In March, during his first public interview in the midst of a tumultuous offseason, then-Pittsburgh Steelers wide receiver Antonio Brown told ESPN's Jeff Darlington, "I don’t even have to play football if I don’t want to, bro. I don’t even need the game. I don’t need to prove nothing to anyone. If they want to play, they're going to play by my rules; if not, I don’t need to play."
Maybe we should have believed him then.
More importantly, maybe the Oakland Raiders, who traded for the talented but troubled wideout a mere six days later, should have too.
Darlington pressed Brown further in that interview, asking, "But you want the game?"
"Obviously I want the game, but I don’t need the game,” Brown said. “It’s a difference. I don’t need to play for no one. I’m happy."
"You see this?" he added, gesturing to his home that looked more like a grand palace, glittery and gold all over. "This is paid off, cash. I don’t owe no one. I’m a millionaire. I’m an entrepreneur. I don’t need to prove no one anything."
That difference -- want versus need -- means everything. It’s the difference between a content player and a locker room pariah. NFL teams spend months before the draft trying to discern that in a player. Now it could be the Raiders' undoing.
Brown faces a suspension from the team after reportedly engaging in a heated argument with Raiders general manager Mike Mayock on Wednesday, just the latest trapeze act in what has become a circus of a relationship. The NFL Network’s Ian Rapoport reported that Brown threatened to hit Mayock in the face and then punted a football. This came after the wideout posted a reaction to almost $54,000 in fines levied at him during training camp.
Since the Steelers basically begged the Raiders to take Brown off their hands -- Oakland gave up a third- and a fifth-round pick for the seven-time Pro Bowl wideout -- it has been non-stop absurdity.
Screenwriters couldn’t make this up. Extreme frostbite? A spat over helmets? This of course is nothing new for Brown, whose exit from Pittsburgh was a stain on the huge numbers he put up during a record-breaking, nine-year run in the Steel City.
Automatic on the field and autocratic off it -- that's Brown, a my-way-or-the-highway guy. Sometimes, it's charming. Oftentimes, it's infuriating. Always, it's illuminating.
Brown has offered a window into the mind of the modern superstar football player, and the modern athlete, better than most. Star athletes of today are richer than ever, under more scrutiny than ever and faced with more pressure than ever. We think it’s so hard to walk away. It’s really not.
The icons of a generation ago were not in the top .01% in annual income -- Brown has earned in 10 seasons (including 2019 salary) more than double what Jerry Rice made in 20. And that’s just a generation ago. The star athletes of two generations ago needed offseason jobs.
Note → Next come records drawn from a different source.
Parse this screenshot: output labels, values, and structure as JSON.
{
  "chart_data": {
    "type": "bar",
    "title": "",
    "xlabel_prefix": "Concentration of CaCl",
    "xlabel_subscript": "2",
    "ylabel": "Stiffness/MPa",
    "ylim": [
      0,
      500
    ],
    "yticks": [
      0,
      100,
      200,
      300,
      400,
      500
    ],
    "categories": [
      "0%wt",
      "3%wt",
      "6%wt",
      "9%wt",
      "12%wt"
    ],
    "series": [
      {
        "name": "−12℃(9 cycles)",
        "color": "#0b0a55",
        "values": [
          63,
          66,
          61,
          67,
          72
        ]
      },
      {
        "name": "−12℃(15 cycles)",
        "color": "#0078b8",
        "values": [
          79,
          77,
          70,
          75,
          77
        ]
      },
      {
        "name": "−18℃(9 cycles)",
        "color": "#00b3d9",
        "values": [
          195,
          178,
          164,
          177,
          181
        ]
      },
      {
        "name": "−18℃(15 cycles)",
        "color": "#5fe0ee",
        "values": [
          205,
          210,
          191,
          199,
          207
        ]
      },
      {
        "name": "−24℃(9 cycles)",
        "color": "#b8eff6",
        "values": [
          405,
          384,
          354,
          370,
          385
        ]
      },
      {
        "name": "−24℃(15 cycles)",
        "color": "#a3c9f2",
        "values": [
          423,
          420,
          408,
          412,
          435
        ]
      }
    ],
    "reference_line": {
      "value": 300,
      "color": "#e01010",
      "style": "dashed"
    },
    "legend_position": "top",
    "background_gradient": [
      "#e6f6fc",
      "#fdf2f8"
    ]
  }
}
Brown isn’t just rich, he’s super rich, wealthy enough to live several lifetimes. Some NFL players need to earn a livelihood, need to provide for family back home. Plainly, they need the income.
If AB84 manages his money well, he earns enough in interest to live comfortably until he’s actually 84. It’s not just contracts that have ballooned. Players are under a massive microscope, their every misstep pounced on like a rabbit with a limp.
Talk to any professional athlete in any sport, and you sense a weight on their shoulders that did not exist a decade ago. Some have opened up about anxiety and mental health issues. Some haven’t.
Like Le'Veon Bell’s holdout last season and Andrew Luck’s surprise retirement, this could be another instance of a player taking control of his own career and his own life. If you were Brown -- riches beyond belief, health that cannot be taken for granted -- what would you do?
Maybe he told us his intentions in March and we just let it slide. “I don’t need the game,” he said then.
We’ll soon find out if the Raiders believe him.